This repository contains the code for the paper - Towards General Modality Translation with Contrastive and Predictive Latent Diffusion Bridge
Follow these steps to set up the environment and run the code:
-
Create a Conda Environment:
Open your terminal and create a new Conda environment with Python 3.x:
conda create --name lddbm python=3.11 -y && conda activate lddbm -
Install Dependencies:
Navigate to the root directory of this repository and install the required packages using pip:
pip install -r requirements.txtDownload pretrained weights for LPIPS evaluation
mkdir -p models && cd models wget https://huggingface.co/spaces/multimodalart/vqgan/resolve/dec38285640c45fc3f8377a9726daf6e0de08d6a/taming/modules/autoencoder/lpips/vgg.pth -
Download Datasets:
Download the ShapeNet dataset from the following URL:
https://github.com/fomalhautb/3D-RETR/archive/refs/heads/main.zipUnzip the files into the below folder within your project.

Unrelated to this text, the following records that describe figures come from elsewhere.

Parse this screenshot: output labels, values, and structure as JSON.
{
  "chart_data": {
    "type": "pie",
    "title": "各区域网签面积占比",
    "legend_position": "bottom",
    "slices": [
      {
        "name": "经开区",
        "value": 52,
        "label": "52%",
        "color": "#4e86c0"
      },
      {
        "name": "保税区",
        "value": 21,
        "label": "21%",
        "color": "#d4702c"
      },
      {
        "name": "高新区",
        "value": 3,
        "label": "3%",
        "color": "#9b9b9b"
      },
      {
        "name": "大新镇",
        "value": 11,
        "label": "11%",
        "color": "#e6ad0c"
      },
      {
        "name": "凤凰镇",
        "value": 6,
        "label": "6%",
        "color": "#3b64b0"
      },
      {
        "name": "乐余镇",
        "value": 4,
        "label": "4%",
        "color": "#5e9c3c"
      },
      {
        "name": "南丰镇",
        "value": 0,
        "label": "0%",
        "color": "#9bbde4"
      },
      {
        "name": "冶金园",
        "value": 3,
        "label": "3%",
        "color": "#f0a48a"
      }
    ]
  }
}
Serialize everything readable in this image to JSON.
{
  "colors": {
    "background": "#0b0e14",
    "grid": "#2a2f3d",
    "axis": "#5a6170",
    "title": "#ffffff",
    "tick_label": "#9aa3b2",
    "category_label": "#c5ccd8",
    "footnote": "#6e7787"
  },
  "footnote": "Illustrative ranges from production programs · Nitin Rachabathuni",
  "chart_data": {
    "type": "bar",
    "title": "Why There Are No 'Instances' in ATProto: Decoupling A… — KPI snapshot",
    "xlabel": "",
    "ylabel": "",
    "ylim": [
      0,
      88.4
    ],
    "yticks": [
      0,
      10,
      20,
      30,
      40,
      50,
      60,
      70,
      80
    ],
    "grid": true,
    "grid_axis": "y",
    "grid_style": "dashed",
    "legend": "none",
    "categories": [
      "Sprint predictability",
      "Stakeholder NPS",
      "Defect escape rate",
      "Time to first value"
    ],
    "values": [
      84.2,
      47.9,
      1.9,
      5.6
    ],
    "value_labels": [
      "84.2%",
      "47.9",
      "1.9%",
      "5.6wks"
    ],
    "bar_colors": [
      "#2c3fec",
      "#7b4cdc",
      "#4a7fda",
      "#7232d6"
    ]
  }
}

lddbm/datasets/shapenetDownload the datasets VoxCelebs and Flicker50k
https://www.kaggle.com/datasets/arnaud58/flickrfaceshq-dataset-ffhq https://www.robots.ox.ac.uk/~vgg/data/voxceleb/and place them in the same folder
lddbm/datasets/srThe loading of the files happens in the 'init.py' file of the datasets folder:
train_paths = sorted([str(p) for p in glob(f'{data_path}/Flicker50k' + '/*.png')]) trainset = CelebaDataset(train_paths, lr_transforms=lr_transforms, hr_transforms=hr_transforms, train=True) image_paths = sorted([str(p) for p in glob(f'{data_path}/celebsA_HQ/celeba_hq_256' + '/*.jpg')]) _, valid_paths = train_test_split(image_paths, test_size=5000, shuffle=True, random_state=42)make sure folder postfix are alike.
-
Run Training and Evaluation: Execute the training and evaluation scripts using the following command:
For multi-view to 3D task:
python scripts/main.py --config_name multi2shape --data_path lddbm/datasets/shapenet "For super resolution task:
python scripts/main.py --config_name sr --data_path lddbm/datasets/sr "
This project is licensed under the AGPL 3.0 License - see the LICENSE file for details.